Some new code incorporates these edge detectors into the C Image Processing System (CIPS). Listing 3 shows the changes to the main program file cips.c. I modified case 8 to include the new types of edge detection (detect_type == 5, 6, 7, or 8). I also added case 9 for edge enhancement. The last part of Listing 3 shows the new version of show_menu that allows the user to select case 8 or 9.
Listing 4 shows the new version of get_edge_options (file edge.c from Part 5). The new version allows you to select from among eight available edge detectors. You can select thresholding, specify a threshold value, and specify 7x7 or 9x9 Gaussian edge detection.
Listing 4 shows the new version of the mainedge application program discussed in Part 5. You can run an edge detector over all of the 100x100 sections of an image without interacting with CIPS; instead mainedge uses command-line parameters. There are seven command-line parameters I can never remember the correct order. Just type mainedge <return> and the program will remind you of the order. mainedge loops over the 100x100 blocks and calls the specified edge detector function. The edge detector does the rest.

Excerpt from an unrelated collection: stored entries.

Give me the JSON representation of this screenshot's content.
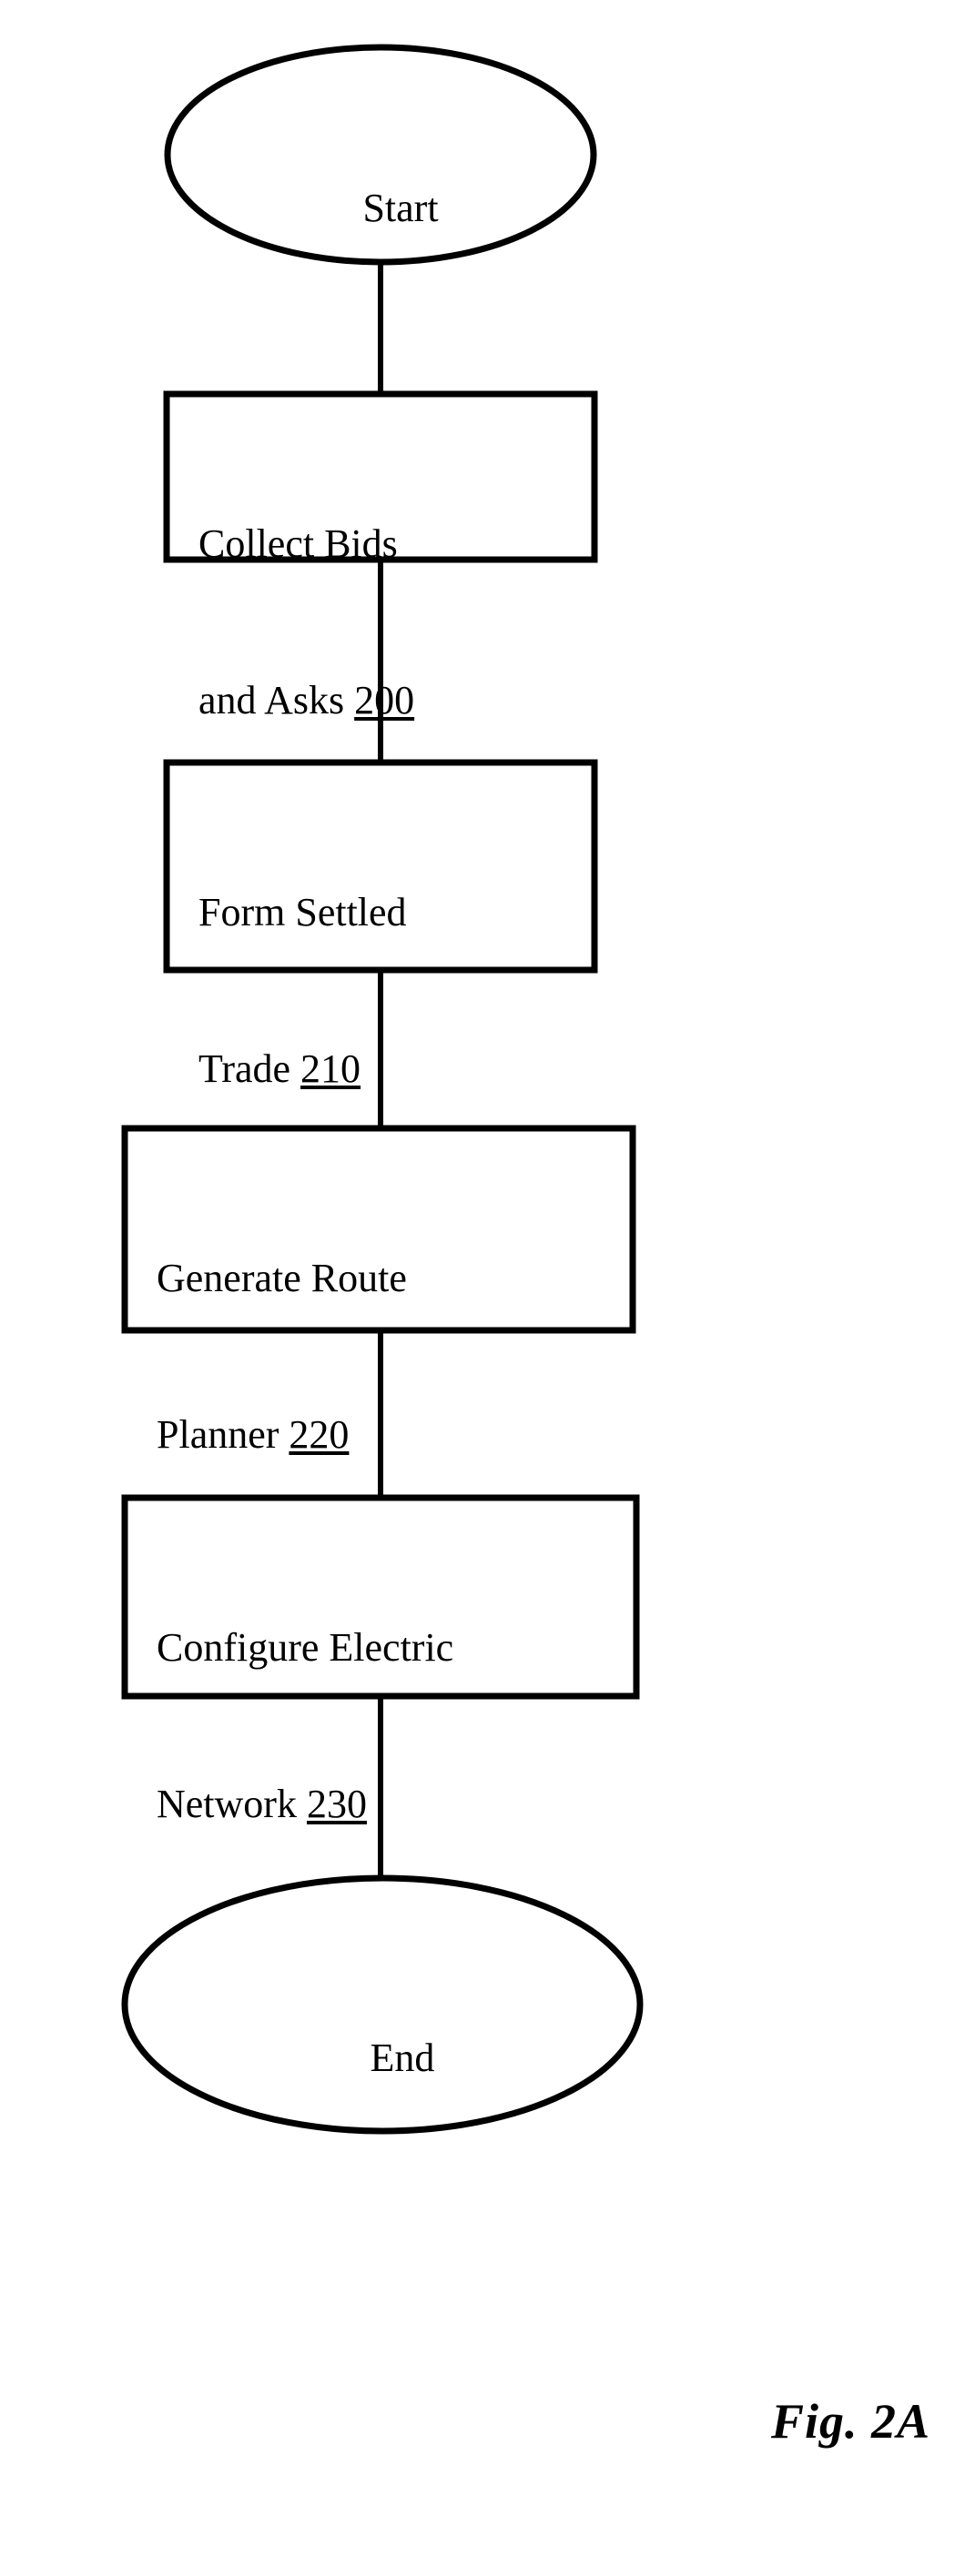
{
  "figure": {
    "caption": "Fig. 2A",
    "ink_color": "#000000",
    "background_color": "#ffffff"
  },
  "chart_data": {
    "type": "diagram",
    "subtype": "flowchart",
    "title": "Fig. 2A",
    "orientation": "top-to-bottom",
    "nodes": [
      {
        "id": "start",
        "shape": "ellipse",
        "label": "Start",
        "ref": ""
      },
      {
        "id": "step-200",
        "shape": "rectangle",
        "label": "Collect Bids and Asks",
        "ref": "200"
      },
      {
        "id": "step-210",
        "shape": "rectangle",
        "label": "Form Settled Trade",
        "ref": "210"
      },
      {
        "id": "step-220",
        "shape": "rectangle",
        "label": "Generate Route Planner",
        "ref": "220"
      },
      {
        "id": "step-230",
        "shape": "rectangle",
        "label": "Configure Electric Network",
        "ref": "230"
      },
      {
        "id": "end",
        "shape": "ellipse",
        "label": "End",
        "ref": ""
      }
    ],
    "edges": [
      {
        "from": "start",
        "to": "step-200"
      },
      {
        "from": "step-200",
        "to": "step-210"
      },
      {
        "from": "step-210",
        "to": "step-220"
      },
      {
        "from": "step-220",
        "to": "step-230"
      },
      {
        "from": "step-230",
        "to": "end"
      }
    ]
  },
  "nodes": {
    "start": {
      "label": "Start"
    },
    "collect_bids": {
      "line1": "Collect Bids",
      "line2_text": "and Asks ",
      "ref": "200"
    },
    "form_settled_trade": {
      "line1": "Form Settled",
      "line2_text": "Trade ",
      "ref": "210"
    },
    "generate_route_planner": {
      "line1": "Generate Route",
      "line2_text": "Planner ",
      "ref": "220"
    },
    "configure_electric_network": {
      "line1": "Configure Electric",
      "line2_text": "Network ",
      "ref": "230"
    },
    "end": {
      "label": "End"
    }
  }
}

Try these edge detectors and do a few of the projects. There a countless combinations to try and you can no doubt invent an edge detector tailored for your application.
References
1. "Recognizing Objects in a Natural Environment: A Contextual Vision System (CVS)," Martin A. Fischler, Thomas M. Strat, Proceedings Image Understanding Workshop, pp. 774-796, Morgan Kaufman Publishers, May 1989.2. Digital Image Processing, Kenneth R. Castleman, Prentice-Hall, 1979.
3. Vision in Man and Machine, Martin D. Levine, McGraw-Hill, 1985.
4. Contrast Based Edge Detection, R.P. Johnson, Pattern Recognition, Vol. 23, No. 3/4, pp. 311-318, 1990.